Die Fahrt dann gestern über die russische Grenze war erheblich unproblematischer als ich das mal wieder befürchtet hatte. Es gab bei der Ausreise aus Finnland eine kurze Passkontrolle und bei der Einreise nach Russland eine etwas intensivere Kontrolle, aber ich musste nicht wie noch vor fünf Jahren ein Formular mühsam ausfüllen, weil das heute maschinell von den Grenzbeamten erledigt wurde. Eine Beamtin wollte dann noch unbedingt meine Taschen von innen sehen, verzichtete dann aber auf weitere Untersuchungen als sie auf meine nicht mehr ganz geruchsneutrale Unterwäsche stieß.

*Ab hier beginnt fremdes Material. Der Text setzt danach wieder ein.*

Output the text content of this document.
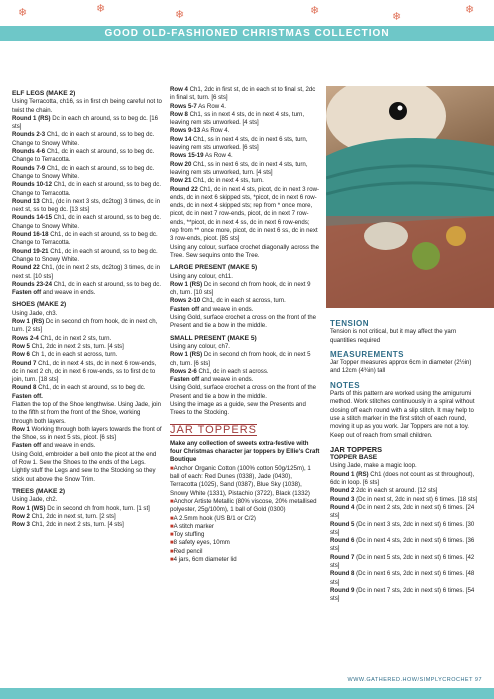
❄	❄	❄	❄	❄
❄
GOOD OLD-FASHIONED CHRISTMAS COLLECTION

ELF LEGS (MAKE 2)

Using Terracotta, ch16, ss in first ch being careful not to twist the chain.

Round 1 (RS) Dc in each ch around, ss to beg dc. [16 sts]

Rounds 2-3 Ch1, dc in each st around, ss to beg dc.

Change to Snowy White.

Rounds 4-6 Ch1, dc in each st around, ss to beg dc.

Change to Terracotta.

Rounds 7-9 Ch1, dc in each st around, ss to beg dc.

Change to Snowy White.

Rounds 10-12 Ch1, dc in each st around, ss to beg dc.

Change to Terracotta.

Round 13 Ch1, (dc in next 3 sts, dc2tog) 3 times, dc in next st, ss to beg dc. [13 sts]

Rounds 14-15 Ch1, dc in each st around, ss to beg dc.

Change to Snowy White.

Round 16-18 Ch1, dc in each st around, ss to beg dc.

Change to Terracotta.

Round 19-21 Ch1, dc in each st around, ss to beg dc.

Change to Snowy White.

Round 22 Ch1, (dc in next 2 sts, dc2tog) 3 times, dc in next st. [10 sts]

Rounds 23-24 Ch1, dc in each st around, ss to beg dc.

Fasten off and weave in ends.

SHOES (MAKE 2)

Using Jade, ch3.

Row 1 (RS) Dc in second ch from hook, dc in next ch, turn. [2 sts]

Rows 2-4 Ch1, dc in next 2 sts, turn.

Row 5 Ch1, 2dc in next 2 sts, turn. [4 sts]

Row 6 Ch 1, dc in each st across, turn.

Round 7 Ch1, dc in next 4 sts, dc in next 6 row-ends, dc in next 2 ch, dc in next 6 row-ends, ss to first dc to join, turn. [18 sts]

Round 8 Ch1, dc in each st around, ss to beg dc.

Fasten off.

Flatten the top of the Shoe lengthwise. Using Jade, join to the fifth st from the front of the Shoe, working through both layers.

Row 1 Working through both layers towards the front of the Shoe, ss in next 5 sts, picot. [6 sts]

Fasten off and weave in ends.

Using Gold, embroider a bell onto the picot at the end of Row 1. Sew the Shoes to the ends of the Legs. Lightly stuff the Legs and sew to the Stocking so they stick out above the Snow Trim.

TREES (MAKE 2)

Using Jade, ch2.

Row 1 (WS) Dc in second ch from hook, turn. [1 st]

Row 2 Ch1, 2dc in next st, turn. [2 sts]

Row 3 Ch1, 2dc in next 2 sts, turn. [4 sts]

Row 4 Ch1, 2dc in first st, dc in each st to final st, 2dc in final st, turn. [6 sts]

Rows 5-7 As Row 4.

Row 8 Ch1, ss in next 4 sts, dc in next 4 sts, turn, leaving rem sts unworked. [4 sts]

Rows 9-13 As Row 4.

Row 14 Ch1, ss in next 4 sts, dc in next 6 sts, turn, leaving rem sts unworked. [6 sts]

Rows 15-19 As Row 4.

Row 20 Ch1, ss in next 6 sts, dc in next 4 sts, turn, leaving rem sts unworked, turn. [4 sts]

Row 21 Ch1, dc in next 4 sts, turn.

Round 22 Ch1, dc in next 4 sts, picot, dc in next 3 row-ends, dc in next 6 skipped sts, *picot, dc in next 6 row-ends, dc in next 4 skipped sts; rep from * once more, picot, dc in next 7 row-ends, picot, dc in next 7 row-ends, **picot, dc in next 4 ss, dc in next 6 row-ends; rep from ** once more, picot, dc in next 6 ss, dc in next 3 row-ends, picot. [85 sts]

Using any colour, surface crochet diagonally across the Tree. Sew sequins onto the Tree.

LARGE PRESENT (MAKE 5)

Using any colour, ch11.

Row 1 (RS) Dc in second ch from hook, dc in next 9 ch, turn. [10 sts]

Rows 2-10 Ch1, dc in each st across, turn.

Fasten off and weave in ends.

Using Gold, surface crochet a cross on the front of the Present and tie a bow in the middle.

SMALL PRESENT (MAKE 5)

Using any colour, ch7.

Row 1 (RS) Dc in second ch from hook, dc in next 5 ch, turn. [6 sts]

Rows 2-6 Ch1, dc in each st across.

Fasten off and weave in ends.

Using Gold, surface crochet a cross on the front of the Present and tie a bow in the middle.

Using the image as a guide, sew the Presents and Trees to the Stocking.

JAR TOPPERS

Make any collection of sweets extra-festive with four Christmas character jar toppers by Ellie's Craft Boutique

■ Anchor Organic Cotton (100% cotton 50g/125m), 1 ball of each: Red Dunes (0338), Jade (0430), Terracotta (1025), Sand (0387), Blue Sky (1038), Snowy White (1331), Pistachio (3722), Black (1332)

■ Anchor Artiste Metallic (80% viscose, 20% metallised polyester, 25g/100m), 1 ball of Gold (0300)

■ A 2.5mm hook (US B/1 or C/2)

■ A stitch marker

■ Toy stuffing

■ 8 safety eyes, 10mm

■ Red pencil

■ 4 jars, 6cm diameter lid

TENSION

Tension is not critical, but it may affect the yarn quantities required

MEASUREMENTS

Jar Topper measures approx 6cm in diameter (2½in) and 12cm (4¾in) tall

NOTES

Parts of this pattern are worked using the amigurumi method. Work stitches continuously in a spiral without closing off each round with a slip stitch. It may help to use a stitch marker in the first stitch of each round, moving it up as you work. Jar Toppers are not a toy. Keep out of reach from small children.

JAR TOPPERS

TOPPER BASE

Using Jade, make a magic loop.

Round 1 (RS) Ch1 (does not count as st throughout), 6dc in loop. [6 sts]

Round 2 2dc in each st around. [12 sts]

Round 3 (Dc in next st, 2dc in next st) 6 times. [18 sts]

Round 4 (Dc in next 2 sts, 2dc in next st) 6 times. [24 sts]

Round 5 (Dc in next 3 sts, 2dc in next st) 6 times. [30 sts]

Round 6 (Dc in next 4 sts, 2dc in next st) 6 times. [36 sts]

Round 7 (Dc in next 5 sts, 2dc in next st) 6 times. [42 sts]

Round 8 (Dc in next 6 sts, 2dc in next st) 6 times. [48 sts]

Round 9 (Dc in next 7 sts, 2dc in next st) 6 times. [54 sts]

WWW.GATHERED.HOW/SIMPLYCROCHET 97
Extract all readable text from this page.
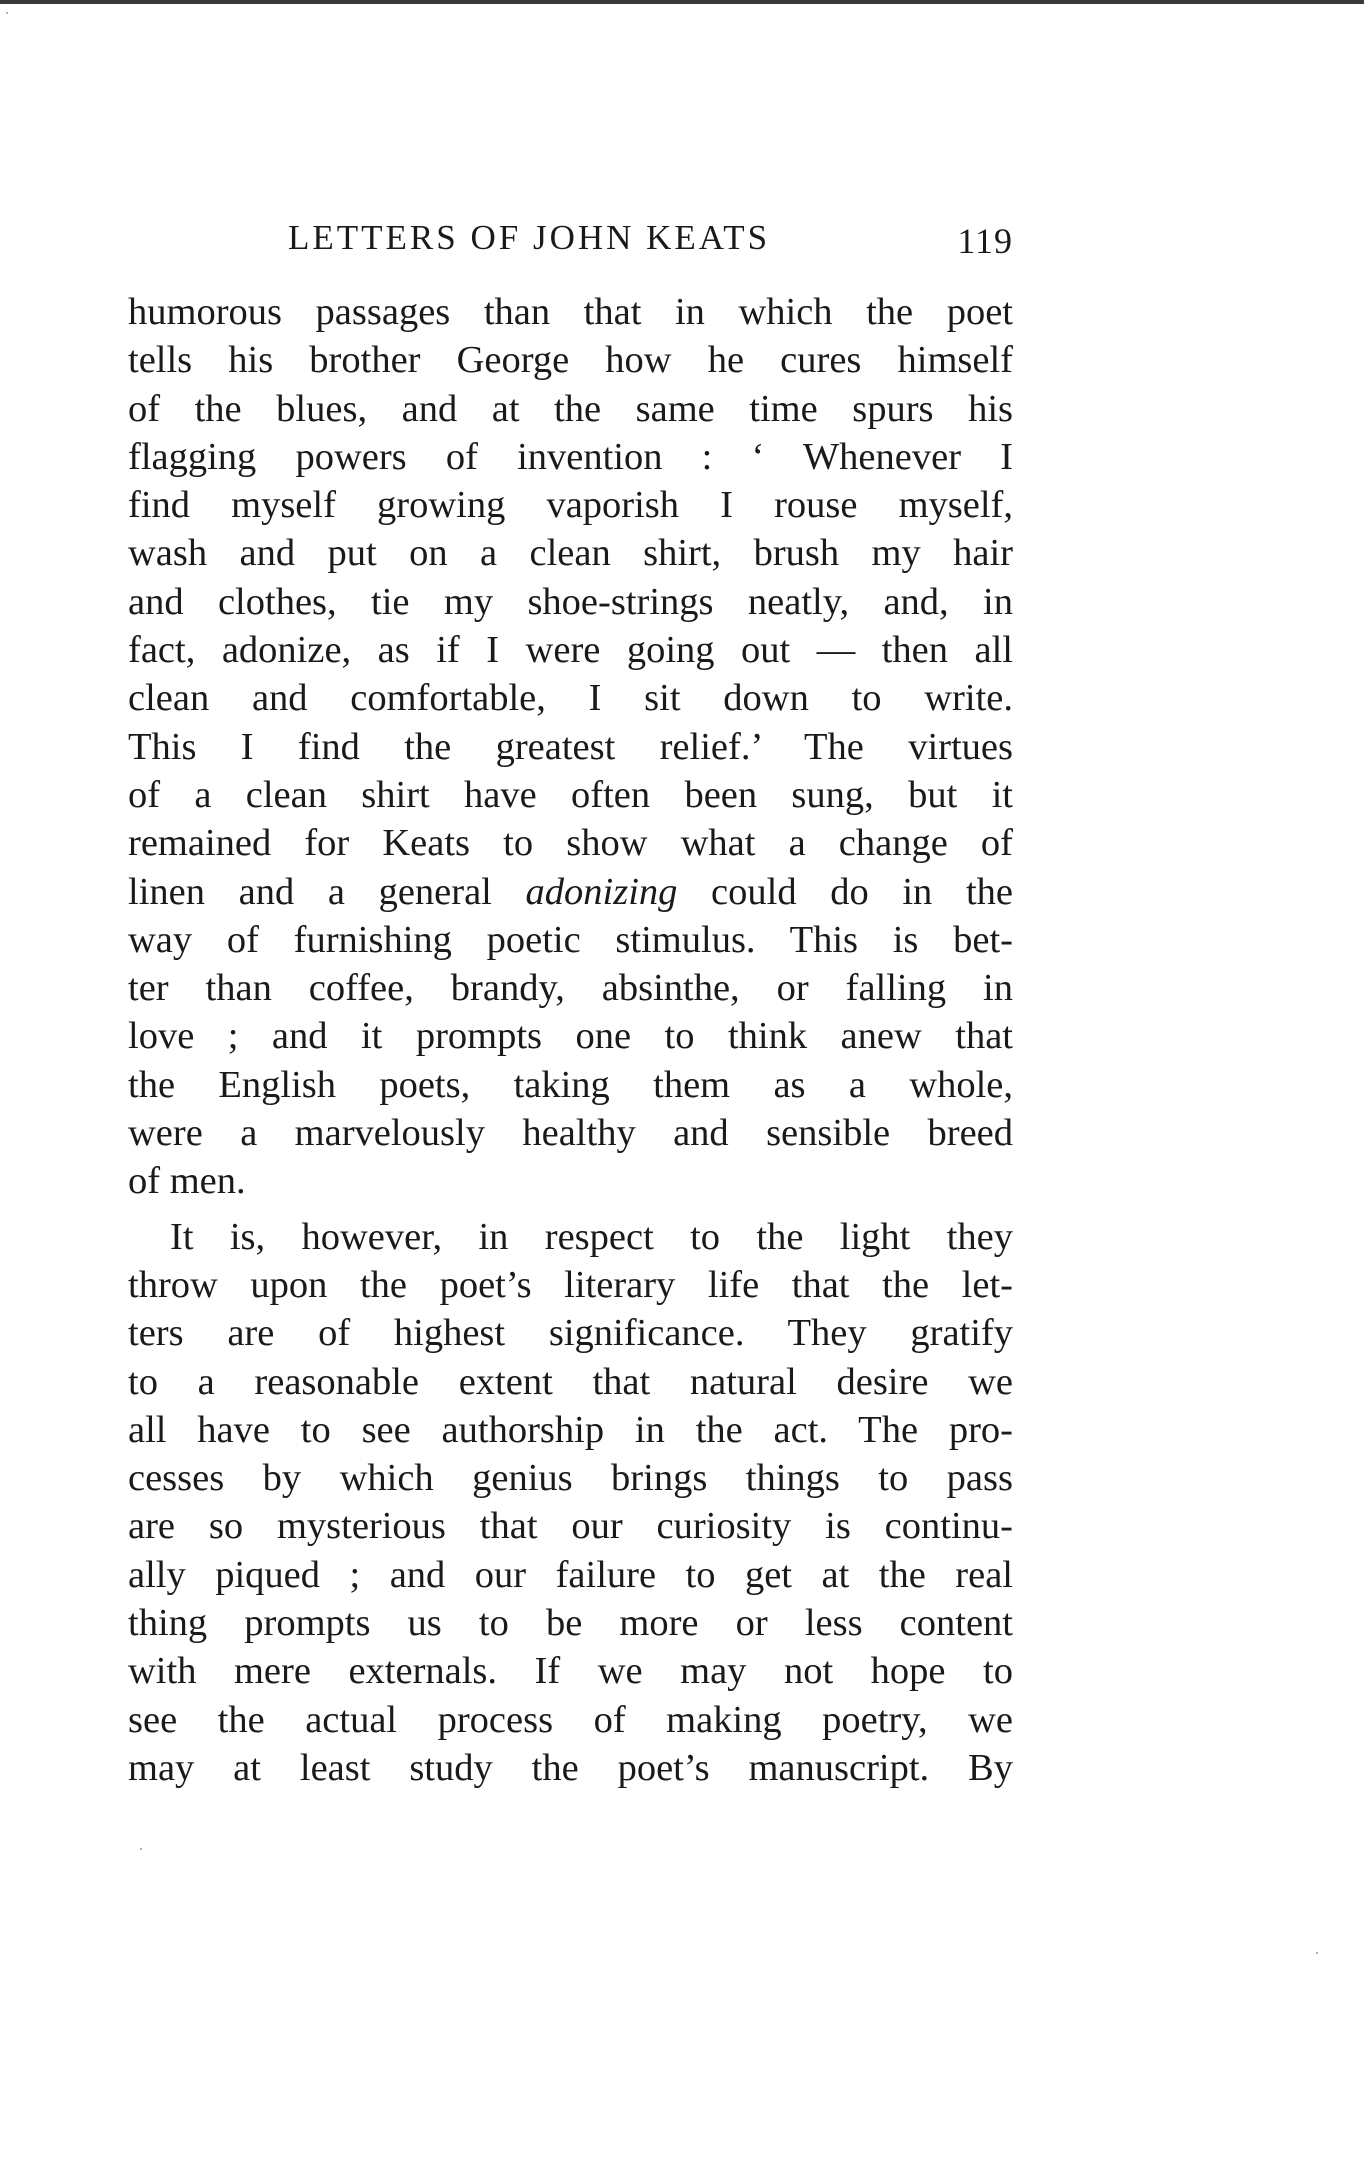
LETTERS OF JOHN KEATS	119
humorous passages than that in which the poet
tells his brother George how he cures himself
of the blues, and at the same time spurs his
flagging powers of invention : ‘ Whenever I
find myself growing vaporish I rouse myself,
wash and put on a clean shirt, brush my hair
and clothes, tie my shoe-strings neatly, and, in
fact, adonize, as if I were going out — then all
clean and comfortable, I sit down to write.
This I find the greatest relief.’ The virtues
of a clean shirt have often been sung, but it
remained for Keats to show what a change of
linen and a general adonizing could do in the
way of furnishing poetic stimulus. This is bet-
ter than coffee, brandy, absinthe, or falling in
love ; and it prompts one to think anew that
the English poets, taking them as a whole,
were a marvelously healthy and sensible breed
of men.
It is, however, in respect to the light they
throw upon the poet’s literary life that the let-
ters are of highest significance. They gratify
to a reasonable extent that natural desire we
all have to see authorship in the act. The pro-
cesses by which genius brings things to pass
are so mysterious that our curiosity is continu-
ally piqued ; and our failure to get at the real
thing prompts us to be more or less content
with mere externals. If we may not hope to
see the actual process of making poetry, we
may at least study the poet’s manuscript. By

Der Grenzübergang ist der größte finnische-russischer Grenzübergang mit weit über 2 Millionen Grenzüberschreitungen jährliuch. In den letzten fünf Jahren, seitdem ich das letzte Mal hier die Grenze passiert habe, hat sich baulich viel getan. Die E 18 zum Grenzübergang in Finnland und danach auch die in Russland sind ganz neu. Der Grenzbereich zwischen Finnland und Russland erstreckt sich hier sicher über drei Kilometer. Wohl nicht ungewöhnlich ist eine kilometerlange Schlange von LKW. Der Personenverkehr wird aber gesondert abgefertigt, so dass es hier zu keinen großen Verzögerungen kommt. An diesem Morgen war ohnehin noch nicht viel Verkehr und für Radfahrer gilt an Grenzübergängen wohl das ungeschriebene Gesetz, dass sie an den Autos vorbei und vorbeifahren können. Ein Gesetz, das ich natürlích gerne befolge.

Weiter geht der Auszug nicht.